Penindasan terhadap perempuan dapat dilihat pada aspek memposisikan perempuan
sebagai barang milik pribadi. Barang milik pribadi siapa? Hayo … siapa yang
bisa jawab?”
“Milik pemimpin komune.”
“Ya! Betul sekali. Kenapa?” Suara tegasnya, membuat satu dua
orang yang terlihat ngantuk, tersentak.
“Karena perempuan adalah budaknya.”
“Ya! Benar! Bahkan dalam hubungan seks pun diatur. Mereka
dilarang melakukan hubungan seks dengan orang lain, selain dengan kepala
komune. Tetapi, kepala komune bebas berhubungan seks dengan semua budak yang
dimilikinya. Nah, praktek inilah yang mengilhami terjadinya keluarga monogami
atau poligami yang bergaris keturunan laki-laki atau patrilineal. Bahkan para
budak lelaki yang hendak menikahi budak perempuan, wajib menyerahkan terlebih
dahulu calon istrinya, kepada tuan budak untuk ditiduri. Selain dimiliki untuk
memuaskan hasrat seks tuan budak, perempuan juga diberi beban pekerjaan mengolah
pertanian, peternakan dan meramu makanan. Meskipun pekerjaan itu dilakukan oleh
para budak yang sebagian besar adalah perempuan, mereka tetap tidak memiliki
hak apapun atas dirinya. Bahkan, tidak setiap hari mereka mendapatkan makanan.
Pada jaman ini pula, muncul kasta dalam kehidupan masyarakat. Siapa yang
memiliki budak terbanyak, dialah yang menjadi pemimpin.”
Zi menjadi intens melakukan pendidikan di setiap hari Minggu
di berbagai tempat, di pusat kota. Giliran
Rini yang mendapatkan tugas mengisi pendidikan ke beberapa daerah.
***
“Ini laporan penjualan kemarin. Ini pengeluaran, ini
pemasukan. Kalau ini bukti pembelian. Semua nota-nya sudah aku tempelkan di
lembaran ini, dan ini sisa barangnya. Modal awalnya kan segini, hasilnya jadi
segini. Karena kemarin sebagian uangnya sudah diambil panitia untuk pengeluaran
di sana, jadi tinggal segini sisanya.”
Zi sedang menjelaskan laporan keuangannya pada Octo, salah
satu kawannya yang menjadi panitia.
“Ini laba tertunda, maksudnya apa?”
“Ada beberapa kawan yang berhutang rokok, belum bayar. Ini
nama-namanya.”
“Oh …”
Beberapa hari yang lalu, Zi mendapatkan tugas membuka kantin
selama tiga hari di acara pendidikan kader pimpinan, yang dihadiri oleh seluruh
kader pilihan dari berbagai daerah. Karena modalnya dari panitia, sehingga
harus dikembalikan ke panitia. Keuntungannya digunakan untuk membayar sewa
gedung plus penginapan, transport, serta konsumsi para peserta. Dari mereka,
untuk mereka.
“Buat apa, Zi, begitu saja pakai repot-repot bikin laporan.

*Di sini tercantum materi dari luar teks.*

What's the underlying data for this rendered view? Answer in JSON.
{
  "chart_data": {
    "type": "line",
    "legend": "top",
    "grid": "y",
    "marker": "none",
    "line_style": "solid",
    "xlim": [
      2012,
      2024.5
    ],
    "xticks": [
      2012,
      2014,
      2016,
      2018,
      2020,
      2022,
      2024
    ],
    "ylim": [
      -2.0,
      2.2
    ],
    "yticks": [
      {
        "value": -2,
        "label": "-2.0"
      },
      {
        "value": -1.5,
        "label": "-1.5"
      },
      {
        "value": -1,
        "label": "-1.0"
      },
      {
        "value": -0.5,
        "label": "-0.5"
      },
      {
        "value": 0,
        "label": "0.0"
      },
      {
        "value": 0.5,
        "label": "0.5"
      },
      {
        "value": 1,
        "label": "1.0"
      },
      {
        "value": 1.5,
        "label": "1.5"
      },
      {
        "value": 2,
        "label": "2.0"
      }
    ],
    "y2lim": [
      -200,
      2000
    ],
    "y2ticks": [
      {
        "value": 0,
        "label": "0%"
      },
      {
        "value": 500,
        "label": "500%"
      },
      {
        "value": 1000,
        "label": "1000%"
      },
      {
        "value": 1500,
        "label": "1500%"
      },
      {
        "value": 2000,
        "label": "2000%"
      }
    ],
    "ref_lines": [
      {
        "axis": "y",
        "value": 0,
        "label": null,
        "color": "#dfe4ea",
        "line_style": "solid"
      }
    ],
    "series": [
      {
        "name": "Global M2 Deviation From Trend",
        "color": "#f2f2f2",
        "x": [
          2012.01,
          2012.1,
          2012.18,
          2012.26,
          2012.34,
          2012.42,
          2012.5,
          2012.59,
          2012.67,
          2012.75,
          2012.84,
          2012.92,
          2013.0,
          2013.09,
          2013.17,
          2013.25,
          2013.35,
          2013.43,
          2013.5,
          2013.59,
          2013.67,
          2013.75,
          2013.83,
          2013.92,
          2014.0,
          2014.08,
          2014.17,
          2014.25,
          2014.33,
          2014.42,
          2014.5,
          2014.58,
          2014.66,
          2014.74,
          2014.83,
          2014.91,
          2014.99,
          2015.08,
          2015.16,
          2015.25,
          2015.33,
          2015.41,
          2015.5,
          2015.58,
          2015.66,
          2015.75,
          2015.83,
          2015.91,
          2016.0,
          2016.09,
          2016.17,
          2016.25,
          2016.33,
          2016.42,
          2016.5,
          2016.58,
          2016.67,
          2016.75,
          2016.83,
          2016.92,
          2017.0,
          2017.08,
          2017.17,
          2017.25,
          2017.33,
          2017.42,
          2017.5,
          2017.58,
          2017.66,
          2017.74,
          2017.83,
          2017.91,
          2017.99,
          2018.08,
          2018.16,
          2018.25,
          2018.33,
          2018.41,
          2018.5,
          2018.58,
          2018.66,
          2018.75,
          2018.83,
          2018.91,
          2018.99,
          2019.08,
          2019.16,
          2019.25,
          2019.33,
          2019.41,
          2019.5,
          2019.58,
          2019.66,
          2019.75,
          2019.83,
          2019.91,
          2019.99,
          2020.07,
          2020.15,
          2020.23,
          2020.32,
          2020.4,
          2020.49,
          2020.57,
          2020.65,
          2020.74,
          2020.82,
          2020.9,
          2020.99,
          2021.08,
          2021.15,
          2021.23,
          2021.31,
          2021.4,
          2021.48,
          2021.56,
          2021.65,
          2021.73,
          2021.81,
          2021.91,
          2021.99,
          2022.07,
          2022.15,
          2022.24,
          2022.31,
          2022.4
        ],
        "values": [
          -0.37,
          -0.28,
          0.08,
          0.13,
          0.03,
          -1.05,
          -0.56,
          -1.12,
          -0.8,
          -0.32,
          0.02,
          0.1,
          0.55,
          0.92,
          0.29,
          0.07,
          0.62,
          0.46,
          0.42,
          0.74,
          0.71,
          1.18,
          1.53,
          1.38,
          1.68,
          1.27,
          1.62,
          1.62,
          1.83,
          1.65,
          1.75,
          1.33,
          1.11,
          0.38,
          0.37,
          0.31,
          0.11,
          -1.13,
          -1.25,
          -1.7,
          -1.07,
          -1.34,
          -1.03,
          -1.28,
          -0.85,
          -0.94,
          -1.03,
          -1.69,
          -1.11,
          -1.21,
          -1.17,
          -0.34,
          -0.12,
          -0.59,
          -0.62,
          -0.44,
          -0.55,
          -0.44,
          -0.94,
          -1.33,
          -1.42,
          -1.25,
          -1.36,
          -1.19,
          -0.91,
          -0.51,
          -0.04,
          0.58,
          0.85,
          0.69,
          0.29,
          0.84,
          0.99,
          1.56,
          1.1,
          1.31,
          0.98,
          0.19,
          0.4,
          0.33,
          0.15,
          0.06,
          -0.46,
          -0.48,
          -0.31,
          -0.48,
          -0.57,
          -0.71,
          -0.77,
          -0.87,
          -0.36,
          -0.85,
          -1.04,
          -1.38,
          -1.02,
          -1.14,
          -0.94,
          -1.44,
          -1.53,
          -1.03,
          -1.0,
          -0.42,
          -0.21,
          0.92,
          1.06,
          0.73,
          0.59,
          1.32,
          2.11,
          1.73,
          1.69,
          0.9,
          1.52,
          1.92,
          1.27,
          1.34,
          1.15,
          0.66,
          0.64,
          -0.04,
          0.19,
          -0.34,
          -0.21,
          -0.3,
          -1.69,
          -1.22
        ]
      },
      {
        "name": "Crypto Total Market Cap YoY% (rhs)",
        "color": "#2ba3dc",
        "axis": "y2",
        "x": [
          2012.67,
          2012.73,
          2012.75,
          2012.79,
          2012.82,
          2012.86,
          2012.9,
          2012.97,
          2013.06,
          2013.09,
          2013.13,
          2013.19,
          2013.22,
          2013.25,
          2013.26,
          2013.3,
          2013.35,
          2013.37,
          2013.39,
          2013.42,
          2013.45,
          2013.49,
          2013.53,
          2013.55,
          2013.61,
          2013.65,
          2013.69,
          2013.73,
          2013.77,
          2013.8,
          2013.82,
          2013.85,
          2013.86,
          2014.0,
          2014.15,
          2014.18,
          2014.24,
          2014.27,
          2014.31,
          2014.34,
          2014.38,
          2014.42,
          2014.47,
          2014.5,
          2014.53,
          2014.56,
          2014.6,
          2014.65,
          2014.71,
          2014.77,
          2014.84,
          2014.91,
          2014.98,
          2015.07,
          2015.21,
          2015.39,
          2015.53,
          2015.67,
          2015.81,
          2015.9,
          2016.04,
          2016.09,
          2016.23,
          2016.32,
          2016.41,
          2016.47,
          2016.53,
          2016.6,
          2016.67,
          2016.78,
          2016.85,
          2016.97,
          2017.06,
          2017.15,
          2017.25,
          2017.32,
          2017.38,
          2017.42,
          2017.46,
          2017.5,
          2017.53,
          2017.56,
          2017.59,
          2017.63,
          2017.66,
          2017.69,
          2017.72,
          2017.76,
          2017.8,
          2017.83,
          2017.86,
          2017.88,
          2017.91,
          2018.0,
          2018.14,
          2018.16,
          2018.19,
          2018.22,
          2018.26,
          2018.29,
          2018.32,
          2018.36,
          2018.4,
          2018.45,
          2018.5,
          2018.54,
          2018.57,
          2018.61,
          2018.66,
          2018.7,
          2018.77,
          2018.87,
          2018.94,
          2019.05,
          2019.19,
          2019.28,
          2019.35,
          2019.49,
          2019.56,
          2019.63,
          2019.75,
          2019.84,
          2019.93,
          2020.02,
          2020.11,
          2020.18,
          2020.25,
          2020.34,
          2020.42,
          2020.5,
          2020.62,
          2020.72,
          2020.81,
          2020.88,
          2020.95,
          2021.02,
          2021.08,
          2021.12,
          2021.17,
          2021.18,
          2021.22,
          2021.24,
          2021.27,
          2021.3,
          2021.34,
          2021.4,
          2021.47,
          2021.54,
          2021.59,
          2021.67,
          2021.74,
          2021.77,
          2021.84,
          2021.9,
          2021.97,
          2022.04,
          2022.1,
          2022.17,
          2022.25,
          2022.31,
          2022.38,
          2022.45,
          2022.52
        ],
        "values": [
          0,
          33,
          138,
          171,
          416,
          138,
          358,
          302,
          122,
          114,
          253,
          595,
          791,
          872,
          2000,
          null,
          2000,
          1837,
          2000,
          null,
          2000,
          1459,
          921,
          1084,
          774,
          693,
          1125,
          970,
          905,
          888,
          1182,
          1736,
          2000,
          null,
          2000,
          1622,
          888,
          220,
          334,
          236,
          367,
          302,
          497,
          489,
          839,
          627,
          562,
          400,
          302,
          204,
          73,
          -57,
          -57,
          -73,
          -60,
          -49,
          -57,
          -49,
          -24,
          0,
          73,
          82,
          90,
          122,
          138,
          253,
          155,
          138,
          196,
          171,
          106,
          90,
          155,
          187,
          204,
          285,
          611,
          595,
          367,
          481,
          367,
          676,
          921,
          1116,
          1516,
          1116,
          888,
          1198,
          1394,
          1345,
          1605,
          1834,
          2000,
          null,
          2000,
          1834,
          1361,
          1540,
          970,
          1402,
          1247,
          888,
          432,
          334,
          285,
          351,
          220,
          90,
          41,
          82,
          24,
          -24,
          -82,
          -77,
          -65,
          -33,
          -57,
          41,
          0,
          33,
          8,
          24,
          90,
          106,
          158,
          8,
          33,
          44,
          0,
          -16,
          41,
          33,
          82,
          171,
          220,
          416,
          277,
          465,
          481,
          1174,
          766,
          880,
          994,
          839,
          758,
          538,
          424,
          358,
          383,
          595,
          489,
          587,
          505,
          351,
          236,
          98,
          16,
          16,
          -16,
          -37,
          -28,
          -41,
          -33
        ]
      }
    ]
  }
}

Aku saja dulu tidak pakai begitu. Langsung aku serahkan saja uang hasil
penjualan. Beres. Lagi pula, sisa barang kan buat kita-kita juga di sini.” Anis
tiba-tiba nyeletuk.
“Ya, itu kau. Buat aku, tidak bisa begitu.” Tegas Zi
menjawab.
Zi lantas teringat kejadian lama, sewaktu ia mendapatkan
tugas mengantar nasi bungkus untuk para petani yang sedang melakukan aksi
pendudukan di depan Gedung DPR. Karena nasinya berjumlah ratusan, maka ia
diberi ongkos oleh ketua untuk naik taksi. Karena kebetulan waktu itu ada
seorang kawan yang membawa mobil, Zi mendapatkan tumpangan gratis. Keesokan
harinya, ongkos taksi itu dikembalikan kepada ketua.
“Kenapa kamu kembalikan uang itu? Kemarin kan ketua sedang keluar.
Dia tidak tahu. Besok lagi, kamu simpan saja buat pegangan kamu.” Bisik Ima,
salah seorang tamu yang sering datang ke markas.
Zi tak menjawab. Ia hanya tersenyum pada kawan yang baru
dikenalnya itu. Zi mengerti maksudnya, mungkin kasihan karena Zi orang baru di
markas dan kebetulan baru keluar dari tempat kerjanya. Tetapi Zi tidak setuju
dengan tindakan itu. Selama itu bukan haknya, maka harus dikembalikan pada yang
berhak.
Teringat kembali waktu kecil, ketika ama-nya menyuruh Zi
membeli obat di toko depan rumah. Kalau
tradisi masyarakat Cina dalam keluarganya, ama sama dengan nenek. Si ama
kaget menerima obat beserta uang kembalian itu. Lama, si ama memandangi Zi
penuh keheranan.
“Kenapa ama?”
“Kok kembaliannya segini?”
“Kan uang ama sepuluh ribu, kalau dikurangi dengan harga
obatnya segitu, ya kembaliannya segitu.”
“Bukan. Maksud ama, apa kembaliannya tidak kebanyakan?”
“Tadi Zi sudah hitung, dan benar. Coba ama hitung lagi,
mungkin ama yang salah.”
“Bukan, bukan begitu. Biasanya kalau Melly yang beli,
harganya lebih mahal.”
Zi baru mengerti, kalau saudara sepupunya itu
tidak jujur. Ia telah melakukan korupsi dalam bentuk kecil. Sejak kejadian itu,
ama-nya lebih sering menyuruh Zi untuk belanja.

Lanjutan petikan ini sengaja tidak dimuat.